Attachment theory gives us an understanding of how our childhood experiences can affect our adult relationships. It tells us that if you grow up in a loving home where you bond with your parents, you are more likely to make healthy choices and form secure attachments later in life. If you are neglected, abused or suffered trauma as a child, you may struggle to build close attachments later in life.

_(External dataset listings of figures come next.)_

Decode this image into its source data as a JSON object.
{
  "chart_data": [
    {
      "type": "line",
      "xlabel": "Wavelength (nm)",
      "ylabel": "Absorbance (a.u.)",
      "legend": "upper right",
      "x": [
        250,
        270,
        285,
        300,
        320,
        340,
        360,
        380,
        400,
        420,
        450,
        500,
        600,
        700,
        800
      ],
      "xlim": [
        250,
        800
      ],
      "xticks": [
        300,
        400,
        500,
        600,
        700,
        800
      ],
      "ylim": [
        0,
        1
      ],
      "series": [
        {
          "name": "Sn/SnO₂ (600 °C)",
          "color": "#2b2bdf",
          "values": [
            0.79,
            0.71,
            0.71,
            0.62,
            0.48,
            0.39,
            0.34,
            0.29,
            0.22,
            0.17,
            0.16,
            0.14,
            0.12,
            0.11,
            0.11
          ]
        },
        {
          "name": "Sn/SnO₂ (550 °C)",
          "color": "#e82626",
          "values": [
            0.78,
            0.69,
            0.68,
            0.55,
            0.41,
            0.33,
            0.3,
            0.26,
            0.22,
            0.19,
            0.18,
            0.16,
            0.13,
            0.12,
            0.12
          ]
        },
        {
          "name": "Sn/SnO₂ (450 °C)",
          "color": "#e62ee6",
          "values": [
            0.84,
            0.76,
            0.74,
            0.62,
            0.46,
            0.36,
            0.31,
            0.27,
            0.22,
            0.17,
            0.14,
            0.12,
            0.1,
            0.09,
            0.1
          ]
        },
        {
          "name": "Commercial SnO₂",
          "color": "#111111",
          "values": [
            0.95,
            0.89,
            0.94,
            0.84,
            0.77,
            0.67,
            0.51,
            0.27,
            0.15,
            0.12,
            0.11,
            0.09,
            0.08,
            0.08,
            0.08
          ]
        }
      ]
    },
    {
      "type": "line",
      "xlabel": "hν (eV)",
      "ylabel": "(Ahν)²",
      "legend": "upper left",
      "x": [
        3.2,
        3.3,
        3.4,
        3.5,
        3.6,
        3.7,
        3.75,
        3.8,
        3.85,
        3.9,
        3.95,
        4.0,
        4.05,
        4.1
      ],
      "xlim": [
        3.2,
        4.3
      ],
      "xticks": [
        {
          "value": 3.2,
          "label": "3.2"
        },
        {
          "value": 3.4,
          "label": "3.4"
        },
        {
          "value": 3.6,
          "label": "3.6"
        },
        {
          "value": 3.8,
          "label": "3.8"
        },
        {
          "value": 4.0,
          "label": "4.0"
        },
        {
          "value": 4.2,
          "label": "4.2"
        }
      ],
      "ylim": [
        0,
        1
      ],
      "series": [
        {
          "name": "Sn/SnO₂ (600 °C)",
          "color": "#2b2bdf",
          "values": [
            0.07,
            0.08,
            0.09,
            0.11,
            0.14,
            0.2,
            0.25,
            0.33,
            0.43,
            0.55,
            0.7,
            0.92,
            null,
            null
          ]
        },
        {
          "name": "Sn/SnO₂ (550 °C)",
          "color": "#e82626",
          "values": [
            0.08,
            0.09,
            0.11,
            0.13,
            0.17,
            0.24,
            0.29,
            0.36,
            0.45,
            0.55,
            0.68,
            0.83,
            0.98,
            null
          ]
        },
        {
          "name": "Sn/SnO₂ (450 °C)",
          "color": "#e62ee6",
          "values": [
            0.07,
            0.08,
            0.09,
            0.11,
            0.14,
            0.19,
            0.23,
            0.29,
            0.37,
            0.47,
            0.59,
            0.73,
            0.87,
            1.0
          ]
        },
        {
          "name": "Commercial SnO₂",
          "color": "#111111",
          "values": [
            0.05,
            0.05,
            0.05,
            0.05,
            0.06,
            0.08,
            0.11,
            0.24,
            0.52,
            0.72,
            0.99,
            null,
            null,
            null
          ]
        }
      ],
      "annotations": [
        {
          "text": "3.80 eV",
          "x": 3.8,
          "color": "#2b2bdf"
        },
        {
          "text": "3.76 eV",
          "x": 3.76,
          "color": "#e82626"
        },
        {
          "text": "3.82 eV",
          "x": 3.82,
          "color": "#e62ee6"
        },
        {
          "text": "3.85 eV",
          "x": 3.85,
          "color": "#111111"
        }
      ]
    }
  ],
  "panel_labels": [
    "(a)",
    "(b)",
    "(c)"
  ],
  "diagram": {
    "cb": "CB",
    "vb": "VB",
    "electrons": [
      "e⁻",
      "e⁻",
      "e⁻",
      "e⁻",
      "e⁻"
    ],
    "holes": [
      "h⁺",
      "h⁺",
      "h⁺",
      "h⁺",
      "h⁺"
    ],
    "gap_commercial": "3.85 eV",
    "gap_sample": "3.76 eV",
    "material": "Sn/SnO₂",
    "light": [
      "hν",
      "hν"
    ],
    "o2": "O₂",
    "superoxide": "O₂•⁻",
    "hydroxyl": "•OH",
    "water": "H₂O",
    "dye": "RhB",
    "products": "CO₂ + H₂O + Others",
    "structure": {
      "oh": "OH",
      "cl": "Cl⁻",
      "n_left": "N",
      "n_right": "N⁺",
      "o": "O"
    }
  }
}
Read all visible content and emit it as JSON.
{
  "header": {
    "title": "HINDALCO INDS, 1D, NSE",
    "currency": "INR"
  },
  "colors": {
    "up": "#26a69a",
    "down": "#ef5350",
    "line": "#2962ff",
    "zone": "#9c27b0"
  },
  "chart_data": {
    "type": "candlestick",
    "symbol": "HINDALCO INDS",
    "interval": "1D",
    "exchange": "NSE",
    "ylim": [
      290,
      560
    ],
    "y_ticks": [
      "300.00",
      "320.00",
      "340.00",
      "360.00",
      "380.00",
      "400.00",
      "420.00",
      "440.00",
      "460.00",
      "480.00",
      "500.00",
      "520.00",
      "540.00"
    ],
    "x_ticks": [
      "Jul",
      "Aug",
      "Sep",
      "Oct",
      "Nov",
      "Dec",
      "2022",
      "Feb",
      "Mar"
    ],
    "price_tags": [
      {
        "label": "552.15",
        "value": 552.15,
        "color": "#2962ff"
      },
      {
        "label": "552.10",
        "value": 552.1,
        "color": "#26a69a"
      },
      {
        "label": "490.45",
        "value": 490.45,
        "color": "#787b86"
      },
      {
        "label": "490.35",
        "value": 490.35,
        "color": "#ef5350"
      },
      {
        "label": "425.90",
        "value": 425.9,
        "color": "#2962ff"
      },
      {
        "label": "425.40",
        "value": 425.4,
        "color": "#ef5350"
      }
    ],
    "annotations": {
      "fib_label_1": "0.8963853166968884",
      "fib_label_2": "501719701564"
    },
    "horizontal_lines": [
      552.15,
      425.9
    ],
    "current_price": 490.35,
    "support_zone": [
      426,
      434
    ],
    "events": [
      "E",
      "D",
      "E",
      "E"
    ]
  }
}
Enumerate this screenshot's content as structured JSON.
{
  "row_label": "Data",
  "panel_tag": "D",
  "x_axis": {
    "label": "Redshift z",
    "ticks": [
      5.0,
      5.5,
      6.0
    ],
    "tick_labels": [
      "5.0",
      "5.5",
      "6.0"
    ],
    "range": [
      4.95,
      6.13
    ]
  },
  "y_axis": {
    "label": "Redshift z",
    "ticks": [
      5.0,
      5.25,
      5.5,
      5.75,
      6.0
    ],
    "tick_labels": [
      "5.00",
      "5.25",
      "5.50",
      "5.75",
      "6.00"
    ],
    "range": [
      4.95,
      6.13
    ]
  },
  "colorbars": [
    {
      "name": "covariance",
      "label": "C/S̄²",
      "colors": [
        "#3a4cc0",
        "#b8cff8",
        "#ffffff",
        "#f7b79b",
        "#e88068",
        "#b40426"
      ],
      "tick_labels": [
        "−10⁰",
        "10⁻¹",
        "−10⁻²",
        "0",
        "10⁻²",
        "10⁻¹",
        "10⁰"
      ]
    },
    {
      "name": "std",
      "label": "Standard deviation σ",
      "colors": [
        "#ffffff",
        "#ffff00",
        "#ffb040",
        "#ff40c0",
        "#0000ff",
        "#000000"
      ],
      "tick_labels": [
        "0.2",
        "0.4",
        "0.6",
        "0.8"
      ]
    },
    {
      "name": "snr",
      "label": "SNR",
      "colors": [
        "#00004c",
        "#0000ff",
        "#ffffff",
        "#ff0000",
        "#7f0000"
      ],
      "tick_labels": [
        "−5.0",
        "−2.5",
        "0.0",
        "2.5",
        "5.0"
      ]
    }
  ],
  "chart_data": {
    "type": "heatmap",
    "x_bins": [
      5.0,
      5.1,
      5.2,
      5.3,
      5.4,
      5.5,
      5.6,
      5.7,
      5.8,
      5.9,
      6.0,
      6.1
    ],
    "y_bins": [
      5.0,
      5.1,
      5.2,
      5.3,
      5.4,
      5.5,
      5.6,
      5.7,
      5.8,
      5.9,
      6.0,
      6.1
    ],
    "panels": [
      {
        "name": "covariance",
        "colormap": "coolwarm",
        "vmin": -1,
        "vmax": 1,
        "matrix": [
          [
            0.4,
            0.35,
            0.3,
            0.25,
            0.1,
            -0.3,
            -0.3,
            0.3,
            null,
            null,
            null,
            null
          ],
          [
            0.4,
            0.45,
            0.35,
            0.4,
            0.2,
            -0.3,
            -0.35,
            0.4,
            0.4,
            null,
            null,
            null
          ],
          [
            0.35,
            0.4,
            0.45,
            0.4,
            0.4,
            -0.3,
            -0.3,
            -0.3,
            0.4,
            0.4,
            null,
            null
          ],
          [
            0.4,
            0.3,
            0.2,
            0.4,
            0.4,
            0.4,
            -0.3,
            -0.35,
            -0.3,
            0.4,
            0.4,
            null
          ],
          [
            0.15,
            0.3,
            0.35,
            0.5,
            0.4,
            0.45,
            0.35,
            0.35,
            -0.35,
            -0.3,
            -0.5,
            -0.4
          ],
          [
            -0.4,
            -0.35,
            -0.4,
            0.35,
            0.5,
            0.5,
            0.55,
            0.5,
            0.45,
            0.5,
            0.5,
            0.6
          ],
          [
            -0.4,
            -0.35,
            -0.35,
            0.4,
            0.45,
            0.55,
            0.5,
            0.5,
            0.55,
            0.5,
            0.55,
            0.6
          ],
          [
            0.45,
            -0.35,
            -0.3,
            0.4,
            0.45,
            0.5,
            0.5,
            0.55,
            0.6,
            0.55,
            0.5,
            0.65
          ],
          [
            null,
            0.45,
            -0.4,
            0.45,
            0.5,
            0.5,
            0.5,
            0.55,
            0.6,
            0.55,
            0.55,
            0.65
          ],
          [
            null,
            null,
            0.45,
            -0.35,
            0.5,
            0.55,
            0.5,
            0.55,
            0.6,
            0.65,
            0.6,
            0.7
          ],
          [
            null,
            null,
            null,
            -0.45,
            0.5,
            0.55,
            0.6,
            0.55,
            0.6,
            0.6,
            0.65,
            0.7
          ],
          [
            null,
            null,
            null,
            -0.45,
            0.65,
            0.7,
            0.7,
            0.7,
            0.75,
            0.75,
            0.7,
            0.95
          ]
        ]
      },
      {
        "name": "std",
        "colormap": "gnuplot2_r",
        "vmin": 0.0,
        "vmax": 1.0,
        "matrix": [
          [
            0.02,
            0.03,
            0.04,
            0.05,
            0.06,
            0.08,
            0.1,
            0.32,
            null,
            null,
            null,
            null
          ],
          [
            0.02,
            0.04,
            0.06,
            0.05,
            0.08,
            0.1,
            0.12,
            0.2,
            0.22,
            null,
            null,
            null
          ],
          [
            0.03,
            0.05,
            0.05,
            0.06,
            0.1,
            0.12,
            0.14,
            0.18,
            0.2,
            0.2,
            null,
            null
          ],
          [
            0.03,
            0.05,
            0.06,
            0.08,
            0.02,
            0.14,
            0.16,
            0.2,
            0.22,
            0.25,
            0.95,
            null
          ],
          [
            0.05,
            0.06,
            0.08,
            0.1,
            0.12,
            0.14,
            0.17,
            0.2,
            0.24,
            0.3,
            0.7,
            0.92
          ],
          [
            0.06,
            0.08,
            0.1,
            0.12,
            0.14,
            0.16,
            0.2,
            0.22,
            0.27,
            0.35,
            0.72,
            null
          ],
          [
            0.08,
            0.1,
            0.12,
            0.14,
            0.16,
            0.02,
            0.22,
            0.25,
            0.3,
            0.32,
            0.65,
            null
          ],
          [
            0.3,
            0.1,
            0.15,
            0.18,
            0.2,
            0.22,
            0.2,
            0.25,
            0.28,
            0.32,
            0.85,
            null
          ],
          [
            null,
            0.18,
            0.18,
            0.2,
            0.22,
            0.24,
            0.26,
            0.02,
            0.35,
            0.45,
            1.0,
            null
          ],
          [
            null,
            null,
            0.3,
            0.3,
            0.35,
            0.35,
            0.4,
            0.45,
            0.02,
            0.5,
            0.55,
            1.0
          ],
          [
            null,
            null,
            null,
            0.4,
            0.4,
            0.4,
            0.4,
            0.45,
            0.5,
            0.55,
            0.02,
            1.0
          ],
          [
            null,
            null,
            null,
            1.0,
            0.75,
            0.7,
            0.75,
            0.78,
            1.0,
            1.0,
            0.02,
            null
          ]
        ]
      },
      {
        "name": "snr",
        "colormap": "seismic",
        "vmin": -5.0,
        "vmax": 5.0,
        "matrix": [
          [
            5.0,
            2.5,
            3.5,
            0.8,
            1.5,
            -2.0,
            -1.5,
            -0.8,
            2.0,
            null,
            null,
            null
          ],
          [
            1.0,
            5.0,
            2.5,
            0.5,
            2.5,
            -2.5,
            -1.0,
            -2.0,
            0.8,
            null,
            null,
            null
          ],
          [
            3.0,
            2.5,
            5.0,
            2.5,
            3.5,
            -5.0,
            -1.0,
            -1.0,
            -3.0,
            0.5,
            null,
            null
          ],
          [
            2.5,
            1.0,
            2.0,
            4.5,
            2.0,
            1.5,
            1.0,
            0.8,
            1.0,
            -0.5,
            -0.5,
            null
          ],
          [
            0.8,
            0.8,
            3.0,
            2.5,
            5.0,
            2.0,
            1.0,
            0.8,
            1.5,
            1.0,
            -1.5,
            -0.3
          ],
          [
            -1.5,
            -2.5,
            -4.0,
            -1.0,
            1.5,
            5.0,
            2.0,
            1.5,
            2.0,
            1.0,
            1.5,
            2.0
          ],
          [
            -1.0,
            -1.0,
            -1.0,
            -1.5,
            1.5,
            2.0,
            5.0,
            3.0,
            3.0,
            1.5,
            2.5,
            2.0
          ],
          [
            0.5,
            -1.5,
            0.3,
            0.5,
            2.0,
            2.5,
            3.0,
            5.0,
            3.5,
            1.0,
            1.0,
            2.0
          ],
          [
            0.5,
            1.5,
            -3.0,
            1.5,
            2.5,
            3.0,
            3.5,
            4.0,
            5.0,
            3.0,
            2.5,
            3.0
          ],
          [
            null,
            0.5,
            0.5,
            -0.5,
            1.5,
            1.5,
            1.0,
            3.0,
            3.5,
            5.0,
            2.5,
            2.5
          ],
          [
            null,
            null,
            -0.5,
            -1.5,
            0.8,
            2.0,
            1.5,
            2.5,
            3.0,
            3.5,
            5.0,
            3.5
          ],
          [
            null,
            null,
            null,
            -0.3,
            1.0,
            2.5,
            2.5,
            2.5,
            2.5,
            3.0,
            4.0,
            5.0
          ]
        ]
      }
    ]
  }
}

There are four general attachment patterns, with most people fitting into one or a combination of these:

  1. Secure – You are able to foster secure attachments and embrace warm and loving relationships.
  2. Avoidant – You are not comfortable with intimacy and closeness and tend to be emotionally distant.
  3. Anxious – You feel needy and insecure in your relationships.
  4. Disorganized – You both avoid intimacy and are needy. Your relationships are in constant turmoil.

Understanding your attachment style, and where it comes from, is the first step to making positive change – change that is essential to wellbeing and happiness. Being able to build securely attached relationships as an adult and having a partner who fulfills our intrinsic emotional needs and serves as a secure base—is vital to emotional and physical health.

Securely attached adults are more calm and confident, experience less depression and anxiety, have a more positive outlook, sustain a deeper sense of meaning and purpose and can maintain intimate and reciprocal relationships.

We have a basic need to depend on a partner who is safe and emotionally close. This need is psychological and biological – pre-wired into the limbic brain. The ability to trust and depend on a partner results in a “broaden-and-build” cycle in that the sense of security increases a person’s emotional stability in times of stress, making it easier to recover following adversity.

Although early attachment is at the core of our beliefs, emotions, behaviors and morality, it is possible to change our attachment patterns. By working closely with a qualified therapist, you can resolve trauma and build the communication skills that will allow you to build a healthy and loving relationship with your partner.

What does this look like?

Communication is the basis of meaningful relationships and secure attachment. It promotes empathy, understanding, support, and need fulfillment, and fosters constructive problem solving and conflict management. The communication method we have developed at Evergreen Psychotherapy Center is Attachment Communication Training (ACT), which we have effectively used with both children and adults for more than three decades.

Utilizing ACT, we help couples change destructive patterns, such as “attack-defend” and “pursue-withdraw.” This communication format interrupts the negative feedback loop of escalating and damaging reactions in the relationship. Couples are coached in therapy and must practice at home to change the dance.

Goals

Our goals when working with couples are to help them:

  • Understand how prior relationships provide the framework for how they view themselves and their partners in close relationships, and how relationship patterns (“the dance”) develop.
  • Create a secure relationship where both partners are emotionally available, genuinely involved and responsive in a sensitive and caring way.
  • Establish trust and a sense of safety and comfort, especially during difficult times and distressing emotions (“fight fair”).
  • Change the dance – learn constructive communication and conflict-management skills so that partners respond to one another’s needs and emotions with empathy, understanding and support, rather than with anger, rejection or withdrawal.
  • Experience a secure relationship with the therapist, who models attunement, support, self-control, patience and appropriate boundaries.